Lontano migliaia e migliaia di anni luce da qui, c’è un pianeta, grande quattro volte il nostro, il pianeta Titania. Lì vive un popolo pacifico e di bell’aspetto, i Dargos. Purtroppo il loro pianeta sta per esplodere, e i nostri poveri amici sono costretti a fare le valigie e a scappare in massa, a bordo delle loro astronavi. E non sanno dove andare, i poveri Dargos. Vagano nell’universo, errano per le galassie, arrancano tra gli asteroidi, cercano disperatamente un pianeta ospitale in cui ricominciare una nuova vita, e vivere in armonia e letizia. E dov’è che finiscono, tra miliardi di galassie, e miliardi e miliardi e miliardi di pianeti? Da noi. Sul pianeta Terra. E non è che si presentano, buongiorno, buonasera. No, visto che sono superintelligenti, elaborano un piano sofisticatissimo e geniale: rapiscono un poveraccio, lo esaminano, lo torturano – ma senza offesa, gli dicono: niente di personale – e gli promettono una fantomatica sfera il cui unico scopo è quello di istruirci sulla loro civiltà millenaria, e questo poveraccio, Zanfretta Piero, professione metronotte, diventerà il messia dei Dargos. E dove avviene tutto questo? A Torriglia! A Torriglia, nell’entroterra ligure. Importanza strategica a livello mondiale!

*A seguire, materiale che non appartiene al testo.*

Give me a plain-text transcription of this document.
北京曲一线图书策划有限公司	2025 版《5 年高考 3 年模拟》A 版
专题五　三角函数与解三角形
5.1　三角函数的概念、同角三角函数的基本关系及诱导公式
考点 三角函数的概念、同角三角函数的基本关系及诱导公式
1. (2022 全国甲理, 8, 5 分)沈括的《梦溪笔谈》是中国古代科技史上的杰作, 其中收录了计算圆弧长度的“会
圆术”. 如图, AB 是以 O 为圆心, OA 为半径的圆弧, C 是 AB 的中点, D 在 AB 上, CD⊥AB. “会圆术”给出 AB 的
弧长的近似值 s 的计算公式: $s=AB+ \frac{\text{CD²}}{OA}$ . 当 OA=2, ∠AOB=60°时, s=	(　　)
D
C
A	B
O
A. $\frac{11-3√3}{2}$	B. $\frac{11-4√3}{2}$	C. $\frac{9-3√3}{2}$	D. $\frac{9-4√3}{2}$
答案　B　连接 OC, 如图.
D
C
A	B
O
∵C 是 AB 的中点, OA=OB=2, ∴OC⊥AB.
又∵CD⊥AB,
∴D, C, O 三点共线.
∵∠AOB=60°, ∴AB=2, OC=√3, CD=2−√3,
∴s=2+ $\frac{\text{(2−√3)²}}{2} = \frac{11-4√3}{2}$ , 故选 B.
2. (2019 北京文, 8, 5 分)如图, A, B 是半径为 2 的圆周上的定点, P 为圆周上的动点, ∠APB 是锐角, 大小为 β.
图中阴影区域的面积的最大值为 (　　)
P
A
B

«O ’sti alieni sono dei dementi o qualcuno ci prende per il culo», dicono quelli della Valbisagno. «Ci prendono per il culo, ’ste rumente! Va bene, è successo tutto troppo alla svelta, la situazione è sfuggita di mano. Ma ora basta. Bisogna agire», dicono quelli della Valbisagno.
Se u cân sè gratta è balle, ’a lévre scappa in-ta valle. Se il cane si gratta le palle, la lepre scappa nella valle. Ovvero: se stai con le mani in mano non combini nulla.
Visto che quelli – burloni, aerei militari segreti, alieni o rumente, quello che sono – hanno una passione per Torriglia. Spostiamo Piero dalla zona di Torriglia. Lo mandiamo a Genova, vicino al centro. Questo è il piano.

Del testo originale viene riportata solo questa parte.